I scratch my chin, pretending to think; but I know where to begin.
— How did the trouble with Uma’s crew first begin?
He stops eating and looks directly at me; then he sighs, taking his time to begin.
— Long story short, there has always been a power struggle around here. When it comes to us villains, there's no 'fair' or - I don't know- ‘morally correct’ way to gain power—.
— So you just fight for it, — I deduce.
— Yeah, and not just for the power, y'know, for the validation that comes with it. Anyway, stopping the deep shit, Uma's crew has always been in our way and, there has always been something going on between her and Mal; things just tend to get fucked up when they face each other. — Speaking and munching on the remaining bits of food, he makes the sandwich disappear in the blink of an eye.
The riot between Mal and Uma is crucial for me to keep in mind for Ben's plan to work.
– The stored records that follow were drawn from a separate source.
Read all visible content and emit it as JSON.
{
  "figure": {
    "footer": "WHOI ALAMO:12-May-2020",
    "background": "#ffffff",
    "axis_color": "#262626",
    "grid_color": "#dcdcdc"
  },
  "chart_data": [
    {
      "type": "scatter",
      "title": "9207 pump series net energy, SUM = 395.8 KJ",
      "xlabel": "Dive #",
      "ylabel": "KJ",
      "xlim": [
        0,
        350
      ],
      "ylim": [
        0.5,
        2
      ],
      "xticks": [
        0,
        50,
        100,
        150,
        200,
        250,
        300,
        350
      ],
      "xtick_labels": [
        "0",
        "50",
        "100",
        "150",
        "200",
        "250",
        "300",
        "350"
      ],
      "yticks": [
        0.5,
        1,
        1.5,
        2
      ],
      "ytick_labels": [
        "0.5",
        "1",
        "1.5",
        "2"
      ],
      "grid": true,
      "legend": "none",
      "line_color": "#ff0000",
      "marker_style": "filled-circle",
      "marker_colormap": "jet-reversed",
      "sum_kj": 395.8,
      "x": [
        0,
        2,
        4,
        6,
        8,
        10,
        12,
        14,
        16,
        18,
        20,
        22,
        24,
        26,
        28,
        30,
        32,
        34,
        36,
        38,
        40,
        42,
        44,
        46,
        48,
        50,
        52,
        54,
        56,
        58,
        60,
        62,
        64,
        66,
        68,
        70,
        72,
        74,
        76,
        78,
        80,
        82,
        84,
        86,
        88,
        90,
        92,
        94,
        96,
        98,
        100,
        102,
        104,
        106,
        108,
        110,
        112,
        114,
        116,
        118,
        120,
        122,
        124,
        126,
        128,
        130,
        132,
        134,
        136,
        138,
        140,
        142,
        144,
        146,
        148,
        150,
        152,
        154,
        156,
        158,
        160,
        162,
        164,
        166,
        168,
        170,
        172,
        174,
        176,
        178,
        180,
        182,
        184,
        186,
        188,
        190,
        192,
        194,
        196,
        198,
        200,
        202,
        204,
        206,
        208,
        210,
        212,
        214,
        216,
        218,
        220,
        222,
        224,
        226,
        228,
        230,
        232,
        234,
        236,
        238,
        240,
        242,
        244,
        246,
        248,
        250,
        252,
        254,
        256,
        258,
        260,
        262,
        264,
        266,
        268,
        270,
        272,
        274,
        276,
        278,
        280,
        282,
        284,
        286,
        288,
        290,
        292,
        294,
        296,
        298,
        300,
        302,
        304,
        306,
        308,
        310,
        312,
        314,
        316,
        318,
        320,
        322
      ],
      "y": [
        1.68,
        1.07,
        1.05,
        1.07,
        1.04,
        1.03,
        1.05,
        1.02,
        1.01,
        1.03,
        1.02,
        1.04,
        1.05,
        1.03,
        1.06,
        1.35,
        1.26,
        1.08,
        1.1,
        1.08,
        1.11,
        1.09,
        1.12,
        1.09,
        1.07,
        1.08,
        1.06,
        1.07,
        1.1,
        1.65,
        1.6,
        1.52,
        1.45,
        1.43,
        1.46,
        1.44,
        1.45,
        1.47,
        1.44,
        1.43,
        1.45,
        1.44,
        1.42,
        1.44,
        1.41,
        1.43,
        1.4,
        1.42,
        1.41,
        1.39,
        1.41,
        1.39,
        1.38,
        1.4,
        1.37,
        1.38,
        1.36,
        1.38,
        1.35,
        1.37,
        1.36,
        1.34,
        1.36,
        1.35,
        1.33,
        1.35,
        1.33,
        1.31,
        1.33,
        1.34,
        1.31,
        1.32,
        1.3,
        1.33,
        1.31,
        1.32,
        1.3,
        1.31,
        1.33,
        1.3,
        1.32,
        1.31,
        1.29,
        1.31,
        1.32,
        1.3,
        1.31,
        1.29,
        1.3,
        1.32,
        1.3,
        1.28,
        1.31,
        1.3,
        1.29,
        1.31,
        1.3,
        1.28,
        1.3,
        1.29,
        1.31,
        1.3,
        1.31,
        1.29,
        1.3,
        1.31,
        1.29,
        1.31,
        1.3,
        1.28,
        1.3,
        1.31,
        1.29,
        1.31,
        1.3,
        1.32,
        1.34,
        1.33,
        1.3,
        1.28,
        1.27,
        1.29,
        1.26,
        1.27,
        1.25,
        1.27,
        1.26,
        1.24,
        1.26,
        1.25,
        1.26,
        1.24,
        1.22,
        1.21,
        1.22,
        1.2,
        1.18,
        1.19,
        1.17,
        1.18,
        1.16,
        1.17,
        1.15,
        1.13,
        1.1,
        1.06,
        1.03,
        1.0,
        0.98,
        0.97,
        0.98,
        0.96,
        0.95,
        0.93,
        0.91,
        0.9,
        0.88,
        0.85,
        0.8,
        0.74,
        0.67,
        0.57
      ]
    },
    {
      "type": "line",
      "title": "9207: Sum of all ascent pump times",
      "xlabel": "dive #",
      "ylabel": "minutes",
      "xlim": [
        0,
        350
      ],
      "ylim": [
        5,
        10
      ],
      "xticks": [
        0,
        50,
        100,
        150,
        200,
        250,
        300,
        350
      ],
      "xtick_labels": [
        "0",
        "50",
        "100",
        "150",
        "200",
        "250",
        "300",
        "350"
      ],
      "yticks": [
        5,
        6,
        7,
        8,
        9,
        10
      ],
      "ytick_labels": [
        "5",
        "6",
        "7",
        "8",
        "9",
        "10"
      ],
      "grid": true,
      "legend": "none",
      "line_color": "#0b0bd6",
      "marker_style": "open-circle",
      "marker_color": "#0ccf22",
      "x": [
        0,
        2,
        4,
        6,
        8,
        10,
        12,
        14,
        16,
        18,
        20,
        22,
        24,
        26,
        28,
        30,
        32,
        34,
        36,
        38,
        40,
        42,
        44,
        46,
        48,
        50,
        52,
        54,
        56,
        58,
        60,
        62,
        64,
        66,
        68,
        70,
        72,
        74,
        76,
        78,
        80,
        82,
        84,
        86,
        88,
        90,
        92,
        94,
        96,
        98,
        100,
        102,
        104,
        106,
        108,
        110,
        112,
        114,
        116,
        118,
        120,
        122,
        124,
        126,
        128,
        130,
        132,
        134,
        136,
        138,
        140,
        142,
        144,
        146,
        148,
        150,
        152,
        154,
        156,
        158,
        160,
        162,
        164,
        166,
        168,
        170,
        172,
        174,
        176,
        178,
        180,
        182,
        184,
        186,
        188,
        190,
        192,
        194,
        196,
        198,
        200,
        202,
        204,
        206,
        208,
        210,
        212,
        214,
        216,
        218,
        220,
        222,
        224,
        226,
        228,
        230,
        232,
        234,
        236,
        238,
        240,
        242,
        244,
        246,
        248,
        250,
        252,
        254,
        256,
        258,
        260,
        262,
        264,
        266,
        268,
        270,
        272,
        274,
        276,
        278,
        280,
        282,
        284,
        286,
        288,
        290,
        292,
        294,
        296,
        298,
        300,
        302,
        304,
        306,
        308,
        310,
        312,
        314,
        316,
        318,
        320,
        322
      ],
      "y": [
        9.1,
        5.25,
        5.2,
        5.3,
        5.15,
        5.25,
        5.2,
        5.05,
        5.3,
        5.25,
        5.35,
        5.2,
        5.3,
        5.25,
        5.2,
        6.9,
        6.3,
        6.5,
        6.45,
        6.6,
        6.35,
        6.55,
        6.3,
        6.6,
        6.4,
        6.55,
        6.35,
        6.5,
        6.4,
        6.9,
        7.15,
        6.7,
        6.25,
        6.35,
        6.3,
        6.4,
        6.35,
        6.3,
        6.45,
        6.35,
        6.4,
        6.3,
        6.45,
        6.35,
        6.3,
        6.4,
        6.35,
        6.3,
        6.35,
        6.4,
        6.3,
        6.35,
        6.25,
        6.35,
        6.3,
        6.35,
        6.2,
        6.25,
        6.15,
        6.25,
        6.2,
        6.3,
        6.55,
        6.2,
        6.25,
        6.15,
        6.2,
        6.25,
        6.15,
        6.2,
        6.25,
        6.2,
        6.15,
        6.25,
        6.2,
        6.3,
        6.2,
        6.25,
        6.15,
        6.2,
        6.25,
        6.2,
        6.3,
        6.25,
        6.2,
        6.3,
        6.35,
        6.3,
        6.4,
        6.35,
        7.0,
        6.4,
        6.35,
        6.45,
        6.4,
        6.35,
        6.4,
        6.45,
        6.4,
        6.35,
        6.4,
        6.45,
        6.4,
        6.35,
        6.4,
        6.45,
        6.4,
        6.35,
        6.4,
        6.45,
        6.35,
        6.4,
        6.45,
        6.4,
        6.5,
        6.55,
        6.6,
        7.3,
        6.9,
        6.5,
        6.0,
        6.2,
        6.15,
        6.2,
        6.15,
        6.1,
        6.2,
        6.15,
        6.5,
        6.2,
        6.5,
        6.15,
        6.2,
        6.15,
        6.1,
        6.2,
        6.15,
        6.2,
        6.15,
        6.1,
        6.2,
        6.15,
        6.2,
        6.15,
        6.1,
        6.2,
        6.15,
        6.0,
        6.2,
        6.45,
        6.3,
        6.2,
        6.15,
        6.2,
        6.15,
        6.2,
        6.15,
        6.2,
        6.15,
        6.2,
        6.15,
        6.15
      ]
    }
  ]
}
It would be a recipe for disaster to have both Uma and Mal come to Auradon, and the same would happen with their respective circles.
The only sound left is the quiet humming of my virtual Trophy game. So, out of curiosity, Jay stands up from his spot on the desk and takes a look at the content on my screen. Then, quirking a brow, he begins to ask about it.
—It's like a computer, but without a keyboard. — I try to explain, but his confused expression doesn't even begin to fade.
I sigh, looking for the right way to clarify things. — It's an electronic device for storing and processing information, you can use it to see pictures, play games or access the internet.
— It's like the one Carlos used to hack the dome, — he inquires. — but that one is way smaller, and why doesn't it have the buttons with the letters on them.
— Exactly, — I smile at him. — A computer, but with no keyboard; well, the letters appear on the screen when I need to type.
— And what are you doing with it?
— Playing tourney, it’s a sport.
— Like dueling, right?
— A bit less violent, but yes. — To be fair, I thought the vk would be less intrigued about Auradon and other aspects of our life there, but the explanation about tourney leads to a conversation that would have lasted the whole day if only a certain rock hadn’t hit the small window beside my desk.